Users can create their own persistent queries. Search terms are automatically monitored and Alerts are delivered to a specified email address using the Name of the alert as the subject line. You can also specify how often the persistent query should check for new data and how often alerts are generated.
Search term Typeahead can be enabled via LucidWorks’ auto-complete functionality. Auto-complete tracks the characters the user has already entered and displays terms that start with those characters.
When results re displayed, LucidWorks can spell-check queries and offer alternative terms based on similar spellings of words and synonyms in the query.
Stopwords
Search engines use Stopwords to remove common words from queries and query indexes like “a”, “and”, or “for” that add no value to searches.
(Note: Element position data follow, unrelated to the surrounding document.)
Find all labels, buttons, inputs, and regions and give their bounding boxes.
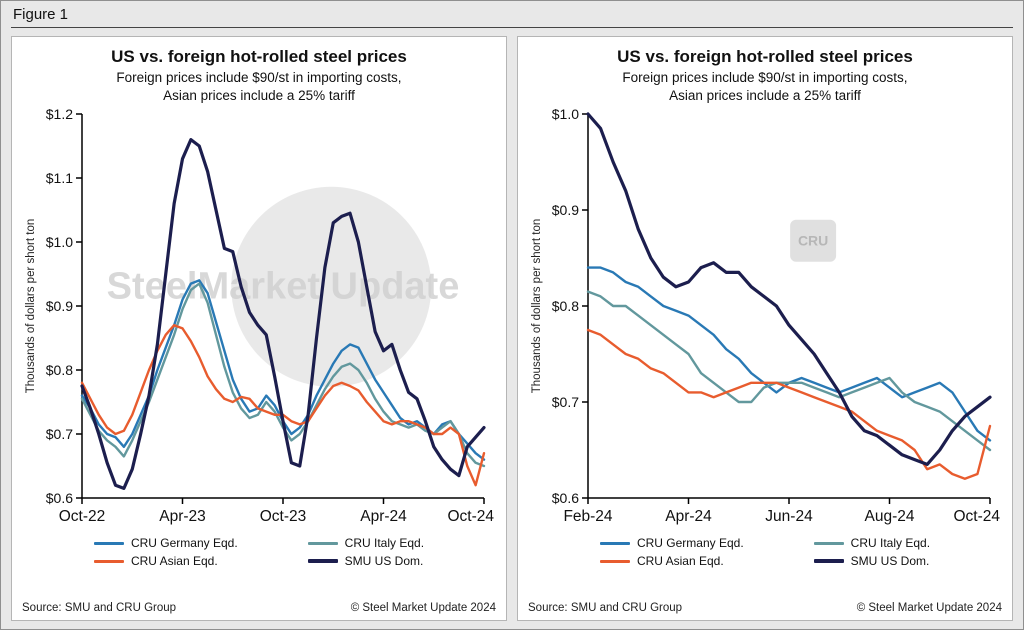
chart-panel-left: US vs. foreign hot-rolled steel prices F… [11,36,507,621]
source-text: Source: SMU and CRU Group [528,602,683,614]
watermark-cru-text: CRU [798,233,828,249]
chart-subtitle-right: Foreign prices include $90/st in importi… [622,70,908,103]
y-tick-label: $0.8 [46,362,73,378]
y-tick-label: $1.0 [46,234,73,250]
series-line-smu-us-dom [80,138,486,491]
legend-left: CRU Germany Eqd. CRU Italy Eqd. CRU Asian … [20,536,498,568]
chart-area-left: SteelMarket Update $0.6 $0.7 $0.8 $0.9 $1.0 $1… [20,106,498,532]
y-tick-label: $1.2 [46,106,73,122]
y-axis-title: Thousands of dollars per short ton [25,219,37,394]
legend-swatch [599,559,630,563]
chart-panels: US vs. foreign hot-rolled steel prices F… [11,36,1013,621]
legend-right: CRU Germany Eqd. CRU Italy Eqd. CRU Asian … [526,536,1004,568]
legend-swatch [307,559,338,564]
series-line-cru-italy-eqd [586,290,992,452]
watermark-text: SteelMarket Update [107,265,460,307]
x-tick-label: Feb-24 [563,508,612,525]
chart-subtitle-left: Foreign prices include $90/st in importi… [116,70,402,103]
y-tick-label: $0.9 [46,298,73,314]
legend-swatch [93,541,124,545]
chart-title-right: US vs. foreign hot-rolled steel prices [617,47,913,66]
legend-item-cru-asian-eqd: CRU Asian Eqd. [93,554,238,569]
panel-footer-left: Source: SMU and CRU Group © Steel Market… [20,598,498,614]
legend-item-cru-germany-eqd: CRU Germany Eqd. [599,536,744,551]
x-tick-label: Aug-24 [865,508,915,525]
legend-label: CRU Germany Eqd. [130,536,238,551]
source-text: Source: SMU and CRU Group [22,602,177,614]
legend-item-cru-italy-eqd: CRU Italy Eqd. [307,536,425,551]
watermark-cru-box [790,219,837,262]
x-tick-label: Oct-24 [447,508,494,525]
legend-swatch [307,541,338,545]
y-tick-label: $0.6 [552,490,579,506]
chart-panel-right: US vs. foreign hot-rolled steel prices F… [517,36,1013,621]
x-tick-label: Apr-23 [159,508,206,525]
copyright-text: © Steel Market Update 2024 [350,602,496,614]
legend-swatch [93,559,124,563]
chart-svg-left: SteelMarket Update $0.6 $0.7 $0.8 $0.9 $1.0 $1… [25,106,494,525]
series-line-smu-us-dom [586,112,992,467]
legend-label: SMU US Dom. [850,554,930,569]
watermark-circle [231,186,432,387]
x-tick-label: Oct-23 [260,508,307,525]
legend-label: CRU Italy Eqd. [344,536,425,551]
chart-svg-right: CRU $0.6 $0.7 $0.8 $0.9 $1.0 Feb-24 Apr-24 Jun-2… [531,106,1000,525]
y-tick-label: $0.7 [552,394,579,410]
legend-swatch [599,541,630,545]
x-tick-label: Jun-24 [765,508,813,525]
figure-header: Figure 1 [11,1,1013,28]
figure-label: Figure 1 [13,6,69,23]
legend-label: CRU Asian Eqd. [636,554,724,569]
legend-item-cru-asian-eqd: CRU Asian Eqd. [599,554,744,569]
y-tick-label: $0.9 [552,202,579,218]
series-line-cru-asian-eqd [586,328,992,481]
chart-title-left: US vs. foreign hot-rolled steel prices [111,47,407,66]
legend-label: SMU US Dom. [344,554,424,569]
legend-swatch [813,559,844,564]
legend-item-smu-us-dom: SMU US Dom. [307,554,424,569]
chart-area-right: CRU $0.6 $0.7 $0.8 $0.9 $1.0 Feb-24 Apr-24 Jun-2… [526,106,1004,532]
x-tick-label: Apr-24 [360,508,407,525]
y-tick-label: $0.8 [552,298,579,314]
copyright-text: © Steel Market Update 2024 [856,602,1002,614]
legend-item-cru-italy-eqd: CRU Italy Eqd. [813,536,931,551]
legend-swatch [813,541,844,545]
y-tick-label: $0.7 [46,426,73,442]
legend-item-cru-germany-eqd: CRU Germany Eqd. [93,536,238,551]
x-tick-label: Oct-24 [953,508,1000,525]
x-tick-label: Oct-22 [59,508,106,525]
legend-label: CRU Asian Eqd. [130,554,218,569]
y-tick-label: $0.6 [46,490,73,506]
legend-label: CRU Italy Eqd. [850,536,931,551]
legend-label: CRU Germany Eqd. [636,536,744,551]
y-tick-label: $1.0 [552,106,579,122]
panel-footer-right: Source: SMU and CRU Group © Steel Market… [526,598,1004,614]
series-line-cru-germany-eqd [586,266,992,442]
y-tick-label: $1.1 [46,170,73,186]
x-tick-label: Apr-24 [665,508,712,525]
y-axis-title: Thousands of dollars per short ton [531,219,543,394]
legend-item-smu-us-dom: SMU US Dom. [813,554,930,569]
LucidWorks has an editable list of Stopwords that is a great start to increase search relevance.
Increasing Relevance with Click Scoring
Click scoring tracks common queries and query results and tracks which results are most often selected against query terms and scores relevance based on the comparison results. Results with a higher relevance are placed higher in search result rankings, based on user activity.
LucidWorks on Windows Azure – Easy Deployment
The best part of LucidWorks is how easily Enterprise Search can be added as a service. In our next LucidWorks blog post we’ll cover how to quickly get up and running with Enterprise search by adding a LucidWorks service to an existing Windows Azure Web site.